Nel corso di tutti questi anni si è sviluppato un dialogo continuo con l’Europa a diversi livelli e uno scambio non solo commerciale, ma legato specialmente all’andirivieni di molti europei che trovano in Guinea Bissau una popolazione accogliente e calorosa e una cultura ricca di espressioni diverse.
«La Guinea Bissau – precisa Zamberletti – ha una storia antica e interessante ed è culla di molte tradizioni che sorprendono qualsiasi europeo vi metta piede, rendendola così speciale agli occhi di chi la visita per la prima volta e che spesso poi vi ritorna. Purtroppo non sempre gli scambi sono stati positivi: schiavismo, colonialismo, guerre e sfruttamento hanno segnato pesantemente lo sviluppo di questo Paese. Tuttavia anche questi pesanti condizionamenti non hanno mai interrotto il dialogo tra i popoli dei due continenti».
Anche la guerra civile del 1998-1999 – che ha visto indirettamente coinvolti due Paesi europei come il Portogallo e la Francia – non ha interrotto il flusso degli aiuti provenienti dall’Unione Europea inviati attraverso i canali umanitari. Da oltre quarant’anni questa cooperazione ha permesso di realizzare grandi strutture come ponti e reti stradali, e soprattutto progetti di sviluppo in vari ambiti. «Anche noi, come Caritas diocesana di Bafatá – dice padre Alberto – con l’aiuto di questi fondi abbiamo aperto da due anni un liceo agricolo a Buba per formare i giovani in un campo cruciale come quello dell’agricoltura, dando loro le competenze necessarie per innovare le tecniche e per affrontare le nuove sfide imposte, tra l’altro, dai cambiamenti climatici».
La Guinea Bissau rappresenta una straordinaria riserva ecologica (anche per la fauna migratoria dell’Europa) che, tuttavia, è messa a rischio non solo dai mutamenti del clima, ma anche dall’uso indiscriminato del suolo e dall’inquinamento. «Anche in questo settore – dice Zamberletti – potrebbe nascere una valida collaborazione per proteggere insieme la nostra “casa comune”».
Negli ultimi vent’anni, l’Unione Europea ha sostenuto anche molti progetti per il consolidamento della democrazia non solo a livello governativo, ma anche appoggiando diversi organismi della società civile, affinché potessero dare un maggiore contributo a una governance stabile e a una crescita inclusiva e sostenibile.
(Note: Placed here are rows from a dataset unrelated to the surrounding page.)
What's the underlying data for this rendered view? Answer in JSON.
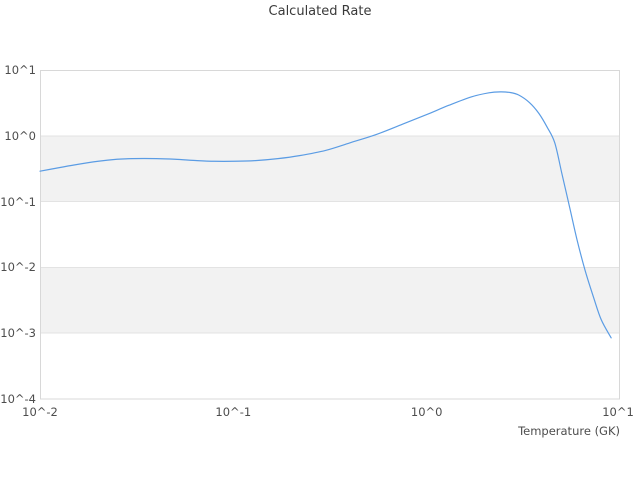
{
  "title": "Calculated Rate",
  "x_axis": {
    "label": "Temperature (GK)",
    "ticks": [
      "10^-2",
      "10^-1",
      "10^0",
      "10^1"
    ]
  },
  "y_axis": {
    "ticks": [
      "10^1",
      "10^0",
      "10^-1",
      "10^-2",
      "10^-3",
      "10^-4"
    ]
  },
  "colors": {
    "line": "#5b9ce4",
    "band": "#f2f2f2",
    "grid": "#e3e3e3",
    "border": "#d8d8d8",
    "tick_text": "#4d4d4d",
    "title_text": "#3a3a3a"
  },
  "chart_data": {
    "type": "line",
    "title": "Calculated Rate",
    "xlabel": "Temperature (GK)",
    "ylabel": "",
    "x_scale": "log",
    "y_scale": "log",
    "xlim": [
      0.01,
      10
    ],
    "ylim": [
      0.0001,
      10
    ],
    "grid": "horizontal-decade-lines-with-alternating-bands",
    "legend": "none",
    "series": [
      {
        "name": "Calculated Rate",
        "x": [
          0.01,
          0.012,
          0.015,
          0.02,
          0.025,
          0.03,
          0.04,
          0.05,
          0.065,
          0.08,
          0.1,
          0.13,
          0.17,
          0.22,
          0.3,
          0.4,
          0.55,
          0.75,
          1.0,
          1.3,
          1.7,
          2.1,
          2.4,
          2.7,
          3.0,
          3.4,
          3.8,
          4.2,
          4.6,
          5.0,
          5.5,
          6.0,
          6.6,
          7.3,
          8.0,
          9.0
        ],
        "y": [
          0.29,
          0.32,
          0.36,
          0.41,
          0.44,
          0.45,
          0.45,
          0.44,
          0.42,
          0.41,
          0.41,
          0.42,
          0.45,
          0.5,
          0.6,
          0.78,
          1.05,
          1.5,
          2.1,
          2.9,
          3.9,
          4.5,
          4.65,
          4.55,
          4.15,
          3.2,
          2.2,
          1.35,
          0.78,
          0.27,
          0.08,
          0.026,
          0.009,
          0.0035,
          0.0016,
          0.00085
        ]
      }
    ]
  }
}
Non sono poi mancati gli sforzi per far maturare lo Stato di diritto, così come per il rispetto dei diritti umani e delle libertà fondamentali. «Tra il 2011 e il 2016 – ricorda Zamberletti – il programma UE-Paane (Programma di appoggio agli attori non statali) ha finanziato molte iniziative per rafforzare la partecipazione dei cittadini allo sviluppo e promuovere la responsabilità degli attori della società civile, compresi i media, tra cui anche la nostra Radio Sol Mansi, che è diventata la principale emittente del Paese e copre quasi tutto il territorio nazionale. Fondata dal Pime nel 2001, per essere strumento di pace e riconciliazione dopo la guerra, è ora affidata alla Chiesa guineana».
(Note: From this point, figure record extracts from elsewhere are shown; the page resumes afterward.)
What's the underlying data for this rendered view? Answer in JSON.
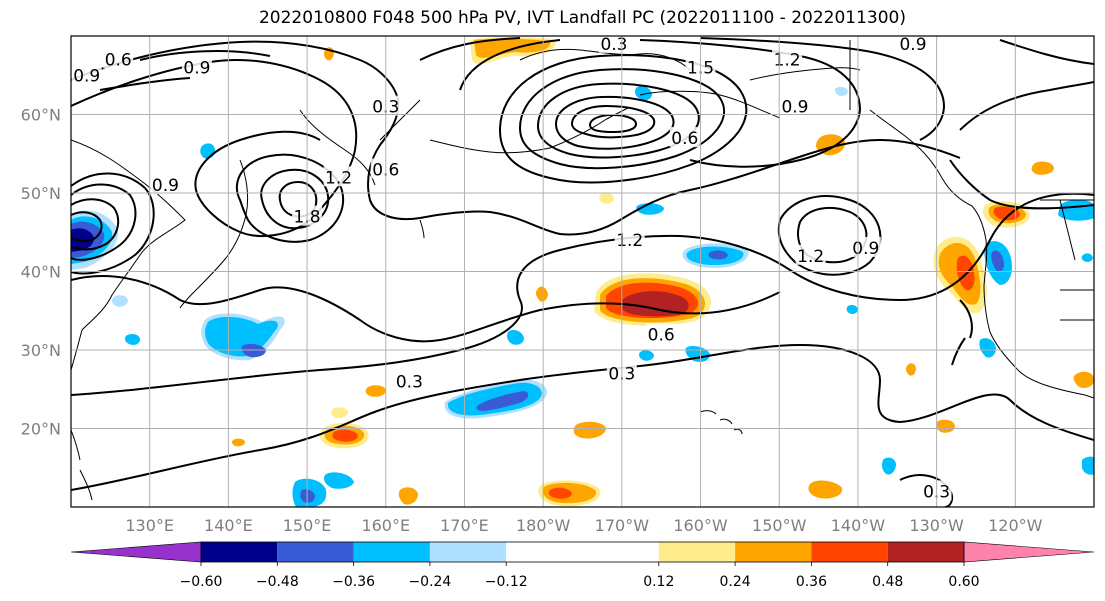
{
  "title": "2022010800 F048 500 hPa PV, IVT Landfall PC (2022011100 - 2022011300)",
  "map": {
    "lon_range": [
      120,
      250
    ],
    "lat_range": [
      10,
      70
    ],
    "lat_ticks": [
      {
        "lat": 60,
        "label": "60°N"
      },
      {
        "lat": 50,
        "label": "50°N"
      },
      {
        "lat": 40,
        "label": "40°N"
      },
      {
        "lat": 30,
        "label": "30°N"
      },
      {
        "lat": 20,
        "label": "20°N"
      }
    ],
    "lon_ticks": [
      {
        "lon": 130,
        "label": "130°E"
      },
      {
        "lon": 140,
        "label": "140°E"
      },
      {
        "lon": 150,
        "label": "150°E"
      },
      {
        "lon": 160,
        "label": "160°E"
      },
      {
        "lon": 170,
        "label": "170°E"
      },
      {
        "lon": 180,
        "label": "180°W"
      },
      {
        "lon": 190,
        "label": "170°W"
      },
      {
        "lon": 200,
        "label": "160°W"
      },
      {
        "lon": 210,
        "label": "150°W"
      },
      {
        "lon": 220,
        "label": "140°W"
      },
      {
        "lon": 230,
        "label": "130°W"
      },
      {
        "lon": 240,
        "label": "120°W"
      }
    ],
    "contour_labels": [
      {
        "text": "0.6",
        "lon": 126,
        "lat": 67
      },
      {
        "text": "0.9",
        "lon": 122,
        "lat": 65
      },
      {
        "text": "0.9",
        "lon": 136,
        "lat": 66
      },
      {
        "text": "0.3",
        "lon": 160,
        "lat": 61
      },
      {
        "text": "0.3",
        "lon": 189,
        "lat": 69
      },
      {
        "text": "1.5",
        "lon": 200,
        "lat": 66
      },
      {
        "text": "1.2",
        "lon": 211,
        "lat": 67
      },
      {
        "text": "0.9",
        "lon": 227,
        "lat": 69
      },
      {
        "text": "0.9",
        "lon": 212,
        "lat": 61
      },
      {
        "text": "0.6",
        "lon": 160,
        "lat": 53
      },
      {
        "text": "0.9",
        "lon": 132,
        "lat": 51
      },
      {
        "text": "1.2",
        "lon": 154,
        "lat": 52
      },
      {
        "text": "1.8",
        "lon": 150,
        "lat": 47
      },
      {
        "text": "0.6",
        "lon": 198,
        "lat": 57
      },
      {
        "text": "1.2",
        "lon": 191,
        "lat": 44
      },
      {
        "text": "1.2",
        "lon": 214,
        "lat": 42
      },
      {
        "text": "0.9",
        "lon": 221,
        "lat": 43
      },
      {
        "text": "0.6",
        "lon": 195,
        "lat": 32
      },
      {
        "text": "0.3",
        "lon": 163,
        "lat": 26
      },
      {
        "text": "0.3",
        "lon": 190,
        "lat": 27
      },
      {
        "text": "0.3",
        "lon": 230,
        "lat": 12
      }
    ]
  },
  "legend": {
    "levels": [
      -0.72,
      -0.6,
      -0.48,
      -0.36,
      -0.24,
      -0.12,
      0.12,
      0.24,
      0.36,
      0.48,
      0.6,
      0.72
    ],
    "tick_labels": [
      "−0.60",
      "−0.48",
      "−0.36",
      "−0.24",
      "−0.12",
      "0.12",
      "0.24",
      "0.36",
      "0.48",
      "0.60"
    ],
    "tick_values": [
      -0.6,
      -0.48,
      -0.36,
      -0.24,
      -0.12,
      0.12,
      0.24,
      0.36,
      0.48,
      0.6
    ],
    "colors": [
      "#9932cc",
      "#00008b",
      "#3a5bd6",
      "#00bfff",
      "#b0e0ff",
      "#ffffff",
      "#ffec8b",
      "#ffa500",
      "#ff4500",
      "#b22222",
      "#ff82ab"
    ]
  },
  "colors": {
    "positive_light": "#ffec8b",
    "positive_mid": "#ffa500",
    "positive_strong": "#ff4500",
    "positive_max": "#b22222",
    "negative_light": "#b0e0ff",
    "negative_mid": "#00bfff",
    "negative_strong": "#3a5bd6",
    "negative_max": "#00008b",
    "contour": "#000000",
    "grid": "#b0b0b0"
  }
}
Ovviamente anche gli scambi commerciali hanno sempre avuto un grosso peso e hanno riguardato innanzitutto alcuni prodotti agricoli come le arachidi e il cotone e successivamente la pesca nelle acque territoriali della Guinea Bissau. Nonostante tutto, però, questo piccolo Paese con meno di due milioni di abitanti resta una nazione poverissima, con una disoccupazione molto alta e scarse prospettive per i giovani che continuano a partire alla ricerca di una vita migliore. Per molti di loro l’Europa rappresenta ancora oggi una destinazione da raggiungere a qualsiasi costo.